Originally Posted by
JumpingJack
So I just glanced over your data and have not fully digested it yet, but all the benches you ran are multithreaded. You have not shown anything that explains single threaded performances, rather what you have done is forced a situation where you have 4 available contexts, in one situation 4 threads are scheduled across 2 modules (a sharing situation) and in other case 4 threads spread over 4 modules (a non-shared situation). What you are showing is the performance hit taken when resources in the front end are shared (i.e. cache, TLBs, BTBs, etc etc). The results would be exactly what I would have expected.

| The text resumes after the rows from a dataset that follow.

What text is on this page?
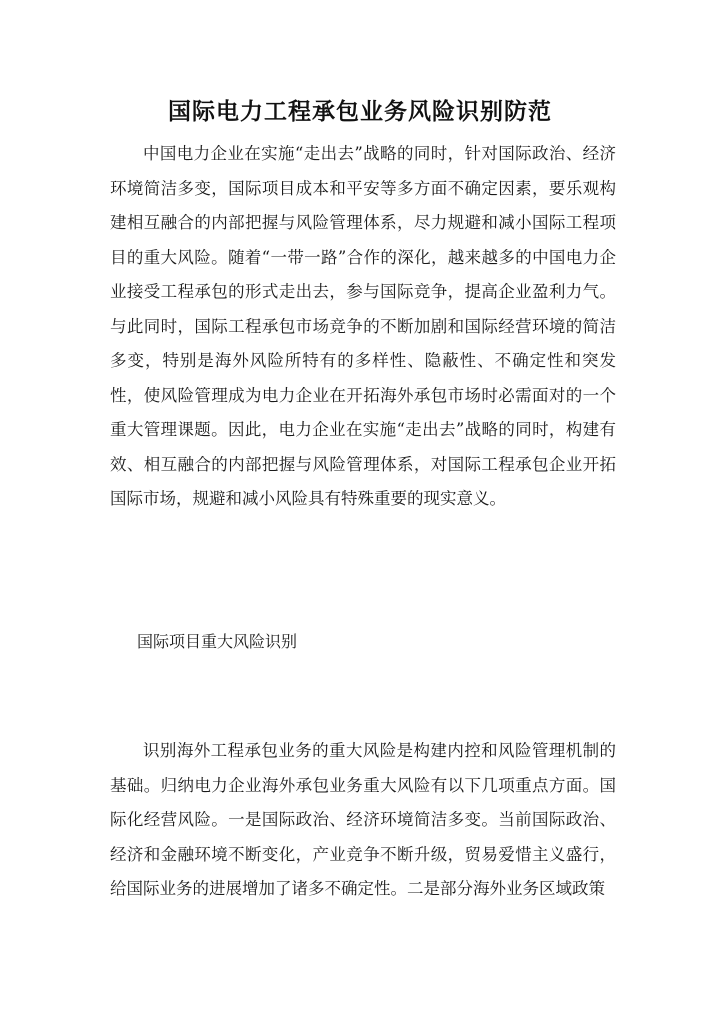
国际电力工程承包业务风险识别防范

中国电力企业在实施“走出去”战略的同时，针对国际政治、经济环境简洁多变，国际项目成本和平安等多方面不确定因素，要乐观构建相互融合的内部把握与风险管理体系，尽力规避和减小国际工程项目的重大风险。随着“一带一路”合作的深化，越来越多的中国电力企业接受工程承包的形式走出去，参与国际竞争，提高企业盈利力气。与此同时，国际工程承包市场竞争的不断加剧和国际经营环境的简洁多变，特别是海外风险所特有的多样性、隐蔽性、不确定性和突发性，使风险管理成为电力企业在开拓海外承包市场时必需面对的一个重大管理课题。因此，电力企业在实施“走出去”战略的同时，构建有效、相互融合的内部把握与风险管理体系，对国际工程承包企业开拓国际市场，规避和减小风险具有特殊重要的现实意义。

国际项目重大风险识别

识别海外工程承包业务的重大风险是构建内控和风险管理机制的基础。归纳电力企业海外承包业务重大风险有以下几项重点方面。国际化经营风险。一是国际政治、经济环境简洁多变。当前国际政治、经济和金融环境不断变化，产业竞争不断升级，贸易爱惜主义盛行，给国际业务的进展增加了诸多不确定性。二是部分海外业务区域政策
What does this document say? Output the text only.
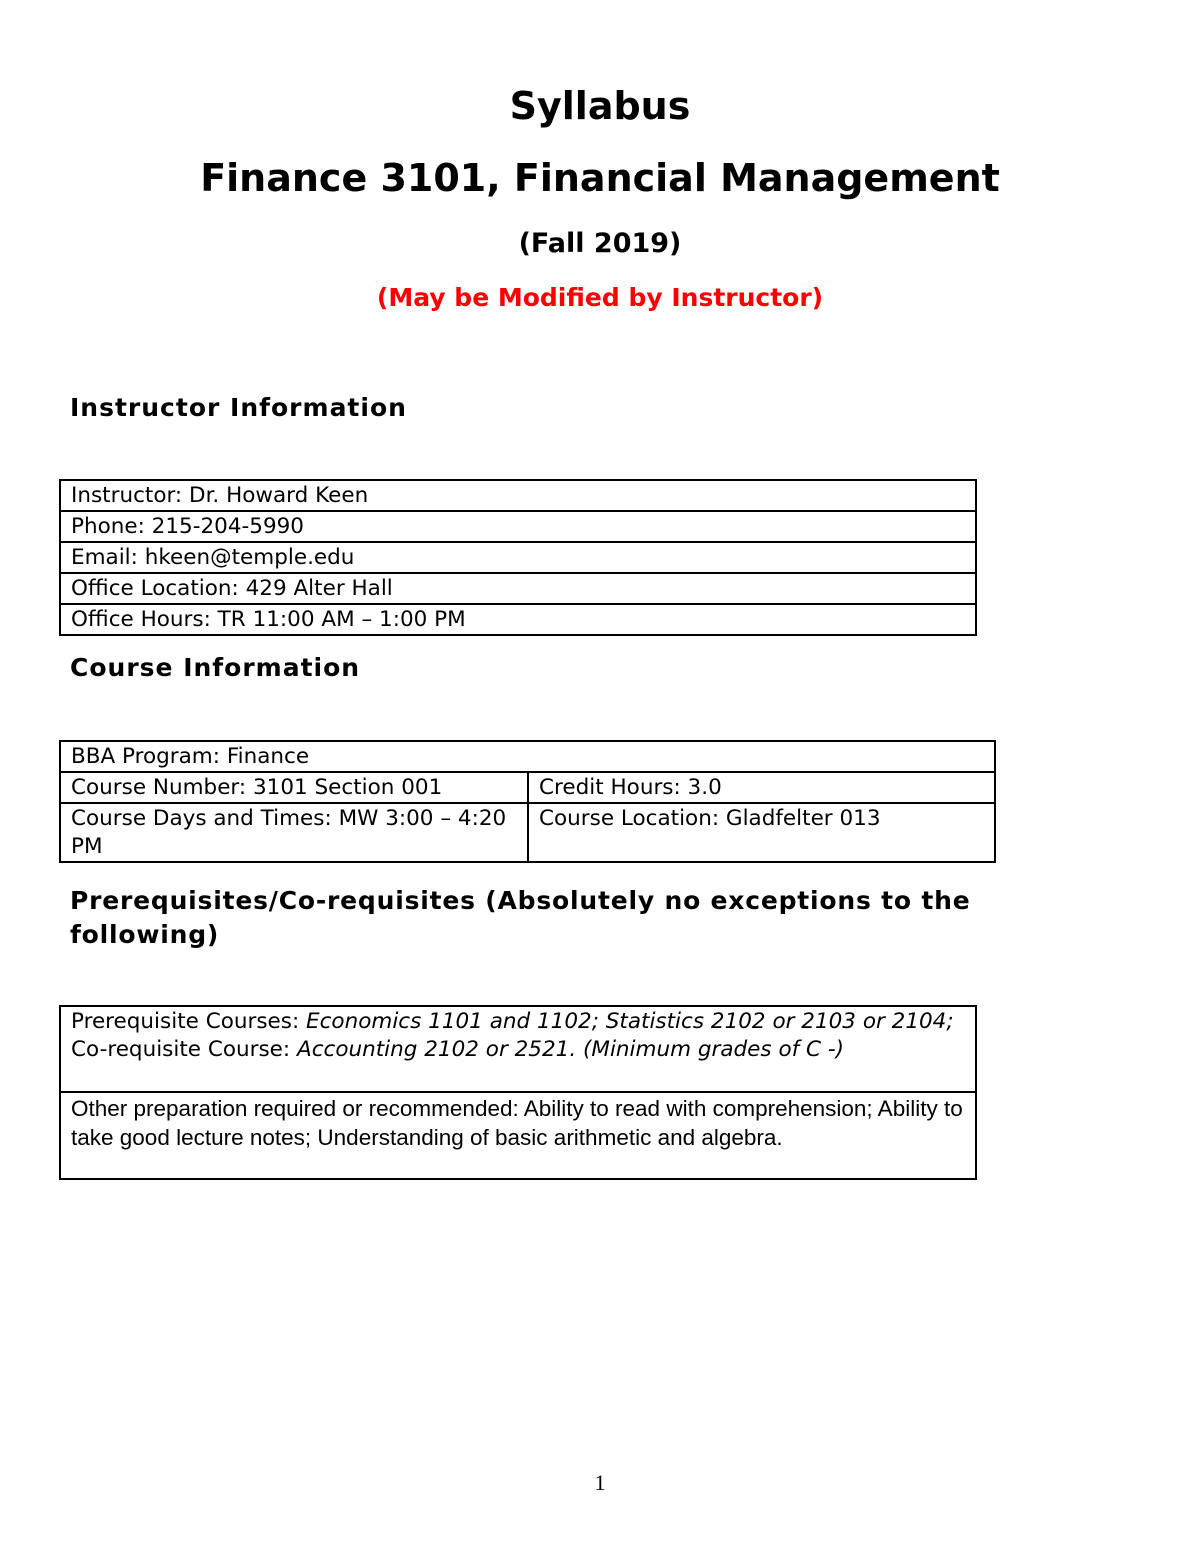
Syllabus
Finance 3101, Financial Management
(Fall 2019)
(May be Modified by Instructor)
Instructor Information
Instructor: Dr. Howard Keen
Phone: 215-204-5990
Email: hkeen@temple.edu
Office Location: 429 Alter Hall
Office Hours: TR 11:00 AM – 1:00 PM
Course Information
BBA Program: Finance	
Course Number: 3101 Section 001	Credit Hours: 3.0
Course Days and Times: MW 3:00 – 4:20 PM	Course Location: Gladfelter 013
Prerequisites/Co-requisites (Absolutely no exceptions to the following)
Prerequisite Courses: Economics 1101 and 1102; Statistics 2102 or 2103 or 2104; Co-requisite Course: Accounting 2102 or 2521. (Minimum grades of C -)
Other preparation required or recommended: Ability to read with comprehension; Ability to take good lecture notes; Understanding of basic arithmetic and algebra.
1
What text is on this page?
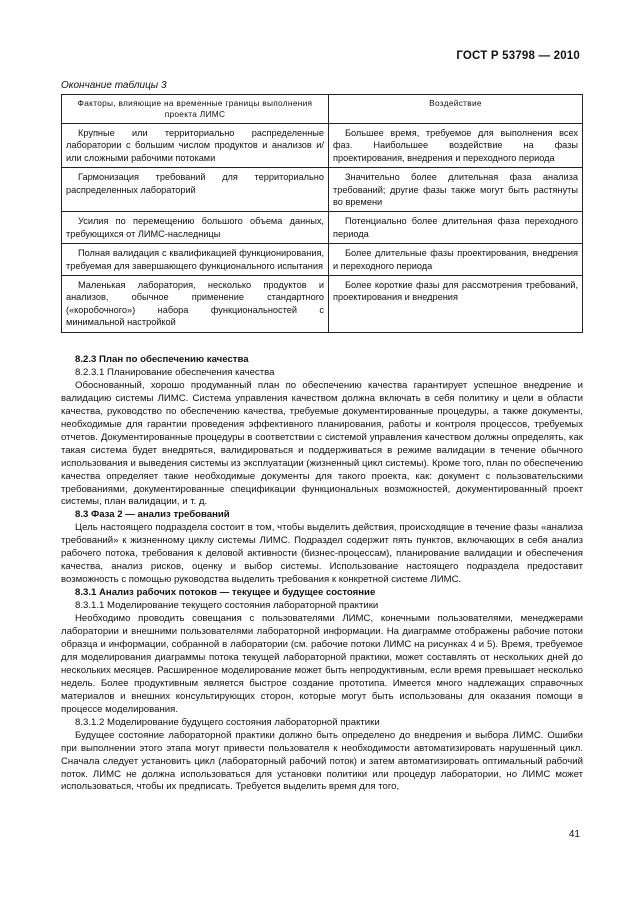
ГОСТ Р 53798 — 2010
Окончание таблицы 3
Факторы, влияющие на временные границы выполнения проекта ЛИМС	Воздействие
Крупные или территориально распределенные лаборатории с большим числом продуктов и анализов и/или сложными рабочими потоками	Большее время, требуемое для выполнения всех фаз. Наибольшее воздействие на фазы проектирования, внедрения и переходного периода
Гармонизация требований для территориально распределенных лабораторий	Значительно более длительная фаза анализа требований; другие фазы также могут быть растянуты во времени
Усилия по перемещению большого объема данных, требующихся от ЛИМС-наследницы	Потенциально более длительная фаза переходного периода
Полная валидация с квалификацией функционирования, требуемая для завершающего функционального испытания	Более длительные фазы проектирования, внедрения и переходного периода
Маленькая лаборатория, несколько продуктов и анализов, обычное применение стандартного («коробочного») набора функциональностей с минимальной настройкой	Более короткие фазы для рассмотрения требований, проектирования и внедрения

8.2.3 План по обеспечению качества

8.2.3.1 Планирование обеспечения качества

Обоснованный, хорошо продуманный план по обеспечению качества гарантирует успешное внедрение и валидацию системы ЛИМС. Система управления качеством должна включать в себя политику и цели в области качества, руководство по обеспечению качества, требуемые документированные процедуры, а также документы, необходимые для гарантии проведения эффективного планирования, работы и контроля процессов, требуемых отчетов. Документированные процедуры в соответствии с системой управления качеством должны определять, как такая система будет внедряться, валидироваться и поддерживаться в режиме валидации в течение обычного использования и выведения системы из эксплуатации (жизненный цикл системы). Кроме того, план по обеспечению качества определяет такие необходимые документы для такого проекта, как: документ с пользовательскими требованиями, документированные спецификации функциональных возможностей, документированный проект системы, план валидации, и т. д.

8.3 Фаза 2 — анализ требований

Цель настоящего подраздела состоит в том, чтобы выделить действия, происходящие в течение фазы «анализа требований» к жизненному циклу системы ЛИМС. Подраздел содержит пять пунктов, включающих в себя анализ рабочего потока, требования к деловой активности (бизнес-процессам), планирование валидации и обеспечения качества, анализ рисков, оценку и выбор системы. Использование настоящего подраздела предоставит возможность с помощью руководства выделить требования к конкретной системе ЛИМС.

8.3.1 Анализ рабочих потоков — текущее и будущее состояние

8.3.1.1 Моделирование текущего состояния лабораторной практики

Необходимо проводить совещания с пользователями ЛИМС, конечными пользователями, менеджерами лаборатории и внешними пользователями лабораторной информации. На диаграмме отображены рабочие потоки образца и информации, собранной в лаборатории (см. рабочие потоки ЛИМС на рисунках 4 и 5). Время, требуемое для моделирования диаграммы потока текущей лабораторной практики, может составлять от нескольких дней до нескольких месяцев. Расширенное моделирование может быть непродуктивным, если время превышает несколько недель. Более продуктивным является быстрое создание прототипа. Имеется много надлежащих справочных материалов и внешних консультирующих сторон, которые могут быть использованы для оказания помощи в процессе моделирования.

8.3.1.2 Моделирование будущего состояния лабораторной практики

Будущее состояние лабораторной практики должно быть определено до внедрения и выбора ЛИМС. Ошибки при выполнении этого этапа могут привести пользователя к необходимости автоматизировать нарушенный цикл. Сначала следует установить цикл (лабораторный рабочий поток) и затем автоматизировать оптимальный рабочий поток. ЛИМС не должна использоваться для установки политики или процедур лаборатории, но ЛИМС может использоваться, чтобы их предписать. Требуется выделить время для того,

41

What is more interesting about your data is you can now ascertain AMD's claims of 180% or that 1.8 scaling factor of a module vs two distinct cores.
Here is an experiment to do.... repeat this, but with just one application (Fritz Chess) because this app allows you to specify the number of threads spawn.
Do it for 1, 2, 3, and 4 threads. Then turn everything on (all modules, clusters, cores what ever you want to call them), and do the same runs for 1, 2, 3, 4, 5, 6, 7 and 8 threads and plot the scaling vs thread for the three different configurations.
You will find that the fritz run for 1 thread will not be different regardless of how you configure the modules, clusters, cores (again, call them whatever you want to call them).